Avalon 08 - Die Nebel von Avalon
»Was glaubt Ihr, wer wird der nächste Großkönig sein?«
»Wieso sollte eine Frau sich darum kümmern wollen, wer das Land regiert?«
Igraine lächelte ihn von der Seite an. Sie hatte das Haar für die Nacht gelöst und konnte spüren, wie ihr Lächeln ihn erfreute. »Auch wenn ich eine Frau bin, Gorlois, muß ich in diesem Lande leben. Und ich wüßte gerne etwas über den Mann, dem mein Gemahl in Krieg und Frieden treu ergeben sein muß.«
»Frieden!
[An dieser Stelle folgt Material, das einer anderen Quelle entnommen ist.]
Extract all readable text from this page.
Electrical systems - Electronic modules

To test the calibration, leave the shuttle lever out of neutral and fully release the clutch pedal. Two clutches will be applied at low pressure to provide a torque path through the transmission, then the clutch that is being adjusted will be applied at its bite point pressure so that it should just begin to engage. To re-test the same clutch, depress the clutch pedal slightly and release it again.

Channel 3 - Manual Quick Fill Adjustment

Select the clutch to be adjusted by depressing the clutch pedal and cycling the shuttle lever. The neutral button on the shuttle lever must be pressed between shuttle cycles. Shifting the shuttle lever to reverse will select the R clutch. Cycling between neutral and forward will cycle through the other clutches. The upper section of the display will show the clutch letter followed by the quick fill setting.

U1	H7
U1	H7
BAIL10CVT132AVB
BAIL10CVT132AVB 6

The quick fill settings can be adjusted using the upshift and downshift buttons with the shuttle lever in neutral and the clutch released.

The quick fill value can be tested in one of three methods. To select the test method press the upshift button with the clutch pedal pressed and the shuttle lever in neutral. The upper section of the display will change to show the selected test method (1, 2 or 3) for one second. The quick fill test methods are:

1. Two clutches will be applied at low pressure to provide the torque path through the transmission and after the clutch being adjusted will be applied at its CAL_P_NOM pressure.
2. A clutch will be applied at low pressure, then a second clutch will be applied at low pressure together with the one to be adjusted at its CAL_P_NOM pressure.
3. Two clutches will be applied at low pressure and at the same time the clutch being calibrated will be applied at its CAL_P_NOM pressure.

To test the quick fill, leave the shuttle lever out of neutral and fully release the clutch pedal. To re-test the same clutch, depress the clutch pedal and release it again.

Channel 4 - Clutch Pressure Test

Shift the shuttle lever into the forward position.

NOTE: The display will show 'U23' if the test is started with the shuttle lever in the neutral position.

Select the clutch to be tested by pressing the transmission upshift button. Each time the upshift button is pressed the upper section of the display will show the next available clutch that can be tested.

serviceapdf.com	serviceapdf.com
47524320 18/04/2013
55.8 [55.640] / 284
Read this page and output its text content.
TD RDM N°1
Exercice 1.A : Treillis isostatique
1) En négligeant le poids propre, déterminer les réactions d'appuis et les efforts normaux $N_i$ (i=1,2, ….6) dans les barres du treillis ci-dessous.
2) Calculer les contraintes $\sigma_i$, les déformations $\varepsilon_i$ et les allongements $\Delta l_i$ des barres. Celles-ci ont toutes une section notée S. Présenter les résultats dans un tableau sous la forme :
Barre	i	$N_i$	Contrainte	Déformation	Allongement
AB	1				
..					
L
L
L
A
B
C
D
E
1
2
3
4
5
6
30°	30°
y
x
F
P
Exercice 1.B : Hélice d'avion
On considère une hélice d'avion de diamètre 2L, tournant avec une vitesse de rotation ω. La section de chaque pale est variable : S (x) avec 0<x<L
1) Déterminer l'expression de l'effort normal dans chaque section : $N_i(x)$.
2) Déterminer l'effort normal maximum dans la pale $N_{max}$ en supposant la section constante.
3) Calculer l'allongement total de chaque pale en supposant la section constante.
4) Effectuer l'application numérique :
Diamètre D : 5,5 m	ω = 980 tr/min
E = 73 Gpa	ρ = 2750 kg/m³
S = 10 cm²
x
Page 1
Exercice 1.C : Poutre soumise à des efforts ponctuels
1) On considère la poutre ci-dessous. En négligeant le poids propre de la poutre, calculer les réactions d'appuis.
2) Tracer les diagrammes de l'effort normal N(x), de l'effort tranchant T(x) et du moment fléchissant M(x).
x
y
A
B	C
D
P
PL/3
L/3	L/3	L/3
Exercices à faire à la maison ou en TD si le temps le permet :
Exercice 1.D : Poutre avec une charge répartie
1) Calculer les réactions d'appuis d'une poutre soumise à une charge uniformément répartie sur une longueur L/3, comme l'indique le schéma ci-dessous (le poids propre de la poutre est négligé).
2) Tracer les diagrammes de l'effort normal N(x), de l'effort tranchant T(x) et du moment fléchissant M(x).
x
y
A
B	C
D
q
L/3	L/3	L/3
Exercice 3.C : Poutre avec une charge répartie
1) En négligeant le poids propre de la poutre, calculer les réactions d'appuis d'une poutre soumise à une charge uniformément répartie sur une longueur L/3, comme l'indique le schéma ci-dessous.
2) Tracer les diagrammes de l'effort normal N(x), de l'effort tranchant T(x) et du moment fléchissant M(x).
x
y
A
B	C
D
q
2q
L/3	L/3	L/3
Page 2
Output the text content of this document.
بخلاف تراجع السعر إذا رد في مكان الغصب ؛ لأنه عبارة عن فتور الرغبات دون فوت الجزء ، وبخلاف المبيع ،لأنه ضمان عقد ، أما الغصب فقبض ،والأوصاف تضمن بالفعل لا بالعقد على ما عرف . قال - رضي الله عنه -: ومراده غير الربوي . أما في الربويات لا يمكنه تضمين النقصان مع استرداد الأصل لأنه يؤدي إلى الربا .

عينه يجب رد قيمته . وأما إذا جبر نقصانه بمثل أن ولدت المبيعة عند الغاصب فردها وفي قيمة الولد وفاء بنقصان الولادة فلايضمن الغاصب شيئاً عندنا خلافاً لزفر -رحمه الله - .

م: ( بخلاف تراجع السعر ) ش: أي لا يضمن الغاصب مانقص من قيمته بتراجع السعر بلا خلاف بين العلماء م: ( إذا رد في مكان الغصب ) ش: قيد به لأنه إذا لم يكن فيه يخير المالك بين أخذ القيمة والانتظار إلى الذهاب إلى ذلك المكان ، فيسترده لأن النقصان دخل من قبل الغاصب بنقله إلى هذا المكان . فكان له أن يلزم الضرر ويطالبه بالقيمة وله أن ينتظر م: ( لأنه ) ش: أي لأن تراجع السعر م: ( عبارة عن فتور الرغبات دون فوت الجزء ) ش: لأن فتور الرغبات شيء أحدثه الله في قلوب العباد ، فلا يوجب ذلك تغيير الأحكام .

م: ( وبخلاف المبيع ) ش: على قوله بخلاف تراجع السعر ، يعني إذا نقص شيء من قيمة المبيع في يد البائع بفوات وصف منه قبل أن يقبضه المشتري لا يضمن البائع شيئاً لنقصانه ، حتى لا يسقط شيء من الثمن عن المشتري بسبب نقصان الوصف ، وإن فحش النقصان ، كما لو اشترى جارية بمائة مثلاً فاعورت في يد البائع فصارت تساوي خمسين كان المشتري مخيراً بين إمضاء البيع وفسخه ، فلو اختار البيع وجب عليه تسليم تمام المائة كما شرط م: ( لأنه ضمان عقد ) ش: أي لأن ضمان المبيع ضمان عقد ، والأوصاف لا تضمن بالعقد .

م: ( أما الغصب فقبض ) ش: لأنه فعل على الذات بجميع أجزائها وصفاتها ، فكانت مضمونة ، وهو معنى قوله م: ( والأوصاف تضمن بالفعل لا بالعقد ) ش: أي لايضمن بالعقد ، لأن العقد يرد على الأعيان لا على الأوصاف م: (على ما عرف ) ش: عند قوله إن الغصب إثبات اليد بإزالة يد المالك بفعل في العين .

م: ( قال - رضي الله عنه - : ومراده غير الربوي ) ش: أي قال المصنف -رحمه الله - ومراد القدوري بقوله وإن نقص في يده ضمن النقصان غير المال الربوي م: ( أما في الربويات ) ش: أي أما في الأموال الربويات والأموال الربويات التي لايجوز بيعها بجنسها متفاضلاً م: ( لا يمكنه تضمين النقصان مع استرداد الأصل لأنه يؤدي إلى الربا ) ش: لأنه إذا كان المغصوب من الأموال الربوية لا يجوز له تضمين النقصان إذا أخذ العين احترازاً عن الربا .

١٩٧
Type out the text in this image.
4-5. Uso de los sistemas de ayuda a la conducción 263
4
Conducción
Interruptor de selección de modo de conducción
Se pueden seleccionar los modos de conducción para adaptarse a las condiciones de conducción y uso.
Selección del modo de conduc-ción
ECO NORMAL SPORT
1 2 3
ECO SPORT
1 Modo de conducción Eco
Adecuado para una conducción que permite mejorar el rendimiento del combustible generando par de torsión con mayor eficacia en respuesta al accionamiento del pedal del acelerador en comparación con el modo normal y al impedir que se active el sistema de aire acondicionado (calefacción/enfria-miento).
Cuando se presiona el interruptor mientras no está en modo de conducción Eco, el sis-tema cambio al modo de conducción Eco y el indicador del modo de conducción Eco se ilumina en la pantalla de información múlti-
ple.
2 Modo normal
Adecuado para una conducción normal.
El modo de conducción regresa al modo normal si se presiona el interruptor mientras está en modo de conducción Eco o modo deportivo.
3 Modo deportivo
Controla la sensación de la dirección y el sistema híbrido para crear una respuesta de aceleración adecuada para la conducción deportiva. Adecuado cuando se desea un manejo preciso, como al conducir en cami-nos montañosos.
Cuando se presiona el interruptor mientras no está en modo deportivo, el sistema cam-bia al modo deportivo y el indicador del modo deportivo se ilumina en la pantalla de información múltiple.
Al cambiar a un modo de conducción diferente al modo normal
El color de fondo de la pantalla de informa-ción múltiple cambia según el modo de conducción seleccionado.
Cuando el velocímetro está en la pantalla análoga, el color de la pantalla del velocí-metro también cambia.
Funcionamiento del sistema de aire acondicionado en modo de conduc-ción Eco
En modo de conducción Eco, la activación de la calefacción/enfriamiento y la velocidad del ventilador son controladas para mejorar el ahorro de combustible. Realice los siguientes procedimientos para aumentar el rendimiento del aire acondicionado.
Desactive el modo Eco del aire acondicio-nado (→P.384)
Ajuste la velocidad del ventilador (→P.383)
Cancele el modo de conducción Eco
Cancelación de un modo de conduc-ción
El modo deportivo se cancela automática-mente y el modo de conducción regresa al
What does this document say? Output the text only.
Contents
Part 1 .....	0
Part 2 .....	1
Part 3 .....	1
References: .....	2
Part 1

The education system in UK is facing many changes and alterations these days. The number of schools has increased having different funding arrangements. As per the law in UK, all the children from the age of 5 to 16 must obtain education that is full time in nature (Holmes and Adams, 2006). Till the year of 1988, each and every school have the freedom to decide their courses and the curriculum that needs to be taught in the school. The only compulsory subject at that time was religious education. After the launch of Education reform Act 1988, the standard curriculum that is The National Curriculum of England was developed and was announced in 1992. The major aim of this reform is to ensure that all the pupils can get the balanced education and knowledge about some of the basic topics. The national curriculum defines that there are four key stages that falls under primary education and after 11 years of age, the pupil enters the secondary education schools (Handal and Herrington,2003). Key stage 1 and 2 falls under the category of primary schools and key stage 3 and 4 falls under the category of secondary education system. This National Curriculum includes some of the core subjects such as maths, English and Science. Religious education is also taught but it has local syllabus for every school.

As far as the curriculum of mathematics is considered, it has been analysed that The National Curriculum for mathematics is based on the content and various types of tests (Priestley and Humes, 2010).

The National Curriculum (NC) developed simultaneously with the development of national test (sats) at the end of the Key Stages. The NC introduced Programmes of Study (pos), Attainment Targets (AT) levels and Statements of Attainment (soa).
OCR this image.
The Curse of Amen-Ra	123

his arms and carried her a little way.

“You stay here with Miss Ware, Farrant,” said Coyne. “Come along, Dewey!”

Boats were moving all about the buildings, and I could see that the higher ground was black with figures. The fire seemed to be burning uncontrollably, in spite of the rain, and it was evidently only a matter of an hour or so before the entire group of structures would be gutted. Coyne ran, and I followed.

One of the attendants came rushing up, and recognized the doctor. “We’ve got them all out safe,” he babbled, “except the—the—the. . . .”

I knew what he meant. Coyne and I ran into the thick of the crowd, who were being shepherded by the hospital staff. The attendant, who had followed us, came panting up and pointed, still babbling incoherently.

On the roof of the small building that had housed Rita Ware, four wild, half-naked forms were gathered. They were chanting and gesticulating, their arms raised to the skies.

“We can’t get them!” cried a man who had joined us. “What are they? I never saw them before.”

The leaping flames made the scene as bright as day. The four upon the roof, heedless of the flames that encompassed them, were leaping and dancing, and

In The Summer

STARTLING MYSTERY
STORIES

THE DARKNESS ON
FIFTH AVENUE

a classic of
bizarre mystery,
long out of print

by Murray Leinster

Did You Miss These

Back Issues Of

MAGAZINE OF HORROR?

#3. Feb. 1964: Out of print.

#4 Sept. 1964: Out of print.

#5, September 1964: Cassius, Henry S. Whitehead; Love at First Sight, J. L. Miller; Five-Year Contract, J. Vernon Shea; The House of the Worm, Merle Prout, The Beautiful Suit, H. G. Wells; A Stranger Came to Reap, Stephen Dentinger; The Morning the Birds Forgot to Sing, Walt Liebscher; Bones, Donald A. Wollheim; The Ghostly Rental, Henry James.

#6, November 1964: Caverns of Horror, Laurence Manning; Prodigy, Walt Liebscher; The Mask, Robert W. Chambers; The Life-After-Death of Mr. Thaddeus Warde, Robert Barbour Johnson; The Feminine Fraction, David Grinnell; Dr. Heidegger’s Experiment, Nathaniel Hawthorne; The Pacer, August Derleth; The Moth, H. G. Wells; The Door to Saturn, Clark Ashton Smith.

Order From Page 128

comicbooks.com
Es wird keinen Frieden geben, zumindest werde ich ihn nicht mehr erleben«, sagte Gorlois, »nicht, solange all diese wilden Völker an unseren reichen Küsten landen. Wir müssen uns vereinen, um uns mit allen Kräften zu verteidigen. Es gibt viele, die gerne den Mantel des Ambrosius tragen und uns in den Krieg fuhren würden. Etwa Lot von Orkney, ein grausamer aber zuverlässiger Mann, ein starker Führer und ein guter Stratege im Kampf. Allerdings ist er noch unverheiratet und ohne Nachkommen. Für einen Großkönig wäre er jung. Aber er ist ehrgeizig. Ich kenne keinen Mann in seinem Alter, der so ehrgeizig ist. Und Uriens von Nordwales: Er hat bereits Söhne und keine Sorgen um seine Nachkommenschaft. Aber ihm fehlt jeder Weitblick. Er möchte am liebsten alles so tun, wie es schon immer getan wurde. Er sagt, wenn es einmal gutgegangen ist, wird es auch das zweite Mal gutgehen. Und ich habe den Verdacht, er ist kein guter Christ.«
»Wer wäre der Mann Eurer Wahl?« wollte Igraine wissen. Gorlois seufzte. »Keiner von beiden«, antwortete er. »Ich habe Ambrosius mein Leben lang die Treue gehalten, und ich werde dem Manne treu sein, den Ambrosius erwählt hat. Es ist eine Frage der Ehre. Uther ist sein Mann. So einfach ist das. Ich mag Uther nicht. Er ist ein Lüstling und hat ein Dutzend Bastarde. In seiner Umgebung ist keine Frau sicher. Er besucht die Messe, weil das Heer die Messe besucht und weil es sich so gehört. Es wäre mir lieber, er wäre ein aufrichtiger Heide als ein Christ, der nur an die Vorteile denkt, die ihm das bringt.«
»Und doch unterstützt Ihr ihn…«
»O ja, er ist Soldat genug, um ein Cäsar zu sein. Die Männer würden ihm in die Hölle folgen. Er tut alles, um beim Heer beliebt zu sein… du weißt schon, er geht durchs Lager und probiert die Rationen. Er vergewissert sich, daß seine Leute etwas Richtiges zu essen haben… An einem Tag, an dem er sich vergnügen könnte, sucht er den Quartiermeister auf, um sich für einen alten zahnlosen Veteranen einzusetzen, und vor einem Kampf schläft er wie die Soldaten im Feld. Die Männer würden für ihn in den Tod gehen… und sie tun es. Uther hat Verstand und Weitblick. Ihm gelang es, Frieden mit den Vasallen zu schließen, und im letzten Herbst kämpften sie an seiner Seite gegen die Sachsen… Er denkt mir selbst ein bißchen zu sehr wie ein Sachse. Er weiß, was in ihren Köpfen vorgeht. Gewiß, ich unterstütze ihn, aber das bedeutet nicht, daß ich ihn mag.«
Igraine hörte aufmerksam zu und dachte:
Gorlois hat mehr über sich gesagt als über die Anwärter auf den Thron.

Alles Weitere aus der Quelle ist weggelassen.